Savills Research has released its global outlook report for 2025, and it reveals that the Asia Pacific (Apac) real estate market continues to surpass its global counterparts. According to the report, Apac’s real GDP growth is outstripping that of the US and Europe, suggesting a stable and confident economic outlook. This will likely lead to increased investment and activity in the region.
In the first three quarters of 2024, Apac saw a 4% year-on-year growth in investment volumes, reaching US$108.7 billion. The top three markets that saw significant year-on-year growth were Singapore (74%), South Korea (71%), and Australia (63%). This trend is expected to continue, with Savills forecasting global real estate investment turnover to rise by 27% to US$952 billion in 2025.
The report also notes that global investments are expected to reach pre-pandemic levels by 2026, thanks to stabilized interest rates and improved investor confidence. In line with this, Singapore’s real estate market is set to follow suit and reflect this global trend, says Alan Cheong, Executive Director of Research & Consultancy at Savills Singapore.
Apac is expected to see a full recovery in real estate investments next year, driven by sectors such as tourism, living, and industrial development, particularly in logistics and data centers. Simon Smith, Savills regional head of research & consultancy for Apac, notes that the region’s stable economic conditions and long-term structural trends should support values in growth markets such as India and Southeast Asia. However, the winners and losers will be determined by how global themes play out in the region and which countries are best positioned to take advantage of them.
In the Apac region, the office sector remains the most attractive, accounting for 37% of total real estate investment in the first three quarters of 2024 – significantly higher than the global average of 23%. Singapore, China, South Korea, and Japan are the top cities for office utilization, with occupancy rates exceeding 90%. The region also has a strong focus on green-certified office spaces, with tenants placing importance on environmental, social, and governance (ESG) matters.
Singapore, being a hub and gateway to the region, is a popular choice for new overseas brands. Prime retail developments are seeing healthy demand, which is keeping rental levels stable. In the industrial sector, despite cost pressures, there is a strong demand for logistics, advanced manufacturing, healthcare, and data centers, which will help maintain steady rental rates and capital values in the long term.
Cheong also notes that Singapore is seeing an increase in data centers being built, thanks to greater adoption of artificial intelligence and more data center service providers using the city-state as a launchpad for expansion.

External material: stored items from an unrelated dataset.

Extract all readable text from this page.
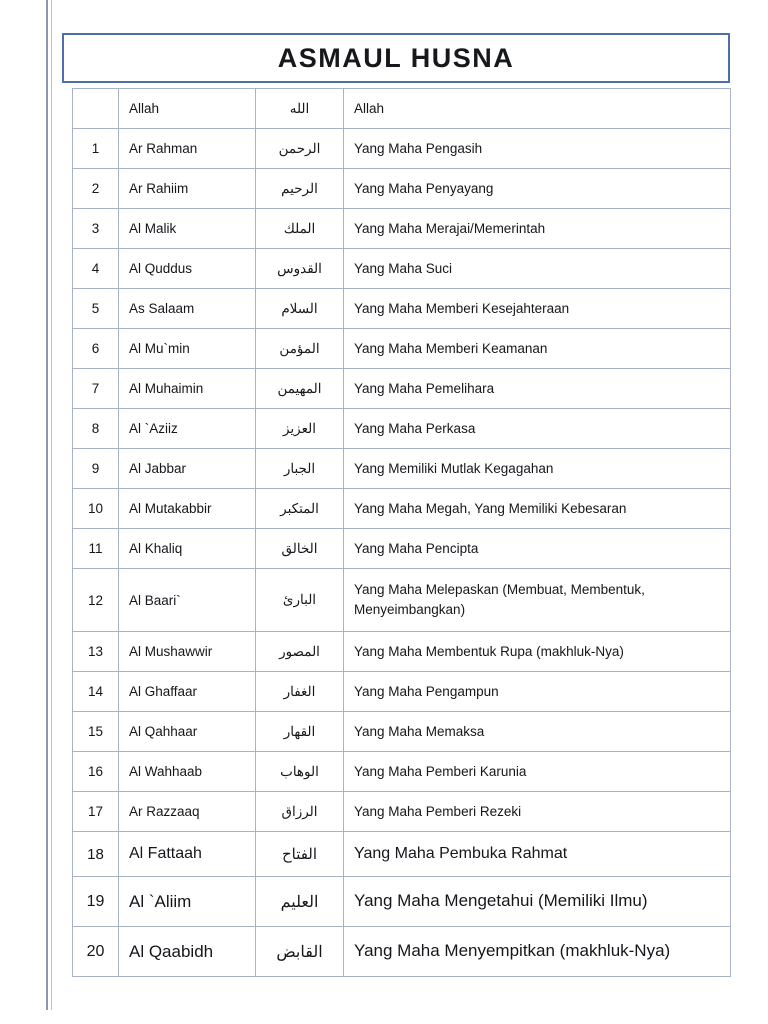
ASMAUL HUSNA
	Allah	الله	Allah
1	Ar Rahman	الرحمن	Yang Maha Pengasih
2	Ar Rahiim	الرحيم	Yang Maha Penyayang
3	Al Malik	الملك	Yang Maha Merajai/Memerintah
4	Al Quddus	القدوس	Yang Maha Suci
5	As Salaam	السلام	Yang Maha Memberi Kesejahteraan
6	Al Mu`min	المؤمن	Yang Maha Memberi Keamanan
7	Al Muhaimin	المهيمن	Yang Maha Pemelihara
8	Al `Aziiz	العزيز	Yang Maha Perkasa
9	Al Jabbar	الجبار	Yang Memiliki Mutlak Kegagahan
10	Al Mutakabbir	المتكبر	Yang Maha Megah, Yang Memiliki Kebesaran
11	Al Khaliq	الخالق	Yang Maha Pencipta
12	Al Baari`	البارئ	Yang Maha Melepaskan (Membuat, Membentuk, Menyeimbangkan)
13	Al Mushawwir	المصور	Yang Maha Membentuk Rupa (makhluk-Nya)
14	Al Ghaffaar	الغفار	Yang Maha Pengampun
15	Al Qahhaar	القهار	Yang Maha Memaksa
16	Al Wahhaab	الوهاب	Yang Maha Pemberi Karunia
17	Ar Razzaaq	الرزاق	Yang Maha Pemberi Rezeki
18	Al Fattaah	الفتاح	Yang Maha Pembuka Rahmat
19	Al `Aliim	العليم	Yang Maha Mengetahui (Memiliki Ilmu)
20	Al Qaabidh	القابض	Yang Maha Menyempitkan (makhluk-Nya)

When it comes to investing in a condominium, financing becomes a crucial consideration. In Singapore, there are various mortgage options available; however, it is crucial to take note of the Total Debt Servicing Ratio (TDSR) framework. This framework sets a limit on the amount of loan a borrower can take based on their income and current debt obligations. To make wise decisions about financing, it is important to have a good understanding of the TDSR and seek guidance from financial advisors or mortgage brokers. This will help investors avoid over-leveraging and make informed choices. Additionally, keeping an eye on new condo launches can also provide potential opportunities for favorable financing options.
As global investment and activity continue to grow, the real estate industry needs to adapt to changing legislative landscapes and geopolitical dynamics, while also focusing on sustainable and socially responsible development to meet the needs of a evolving world, says Savills’ head of world research, Paul Tostevin.
In conclusion, UBS’s report predicts that Apac will become the top investment destination for family offices globally, further cementing the region’s position as an attractive and stable market for real estate investment.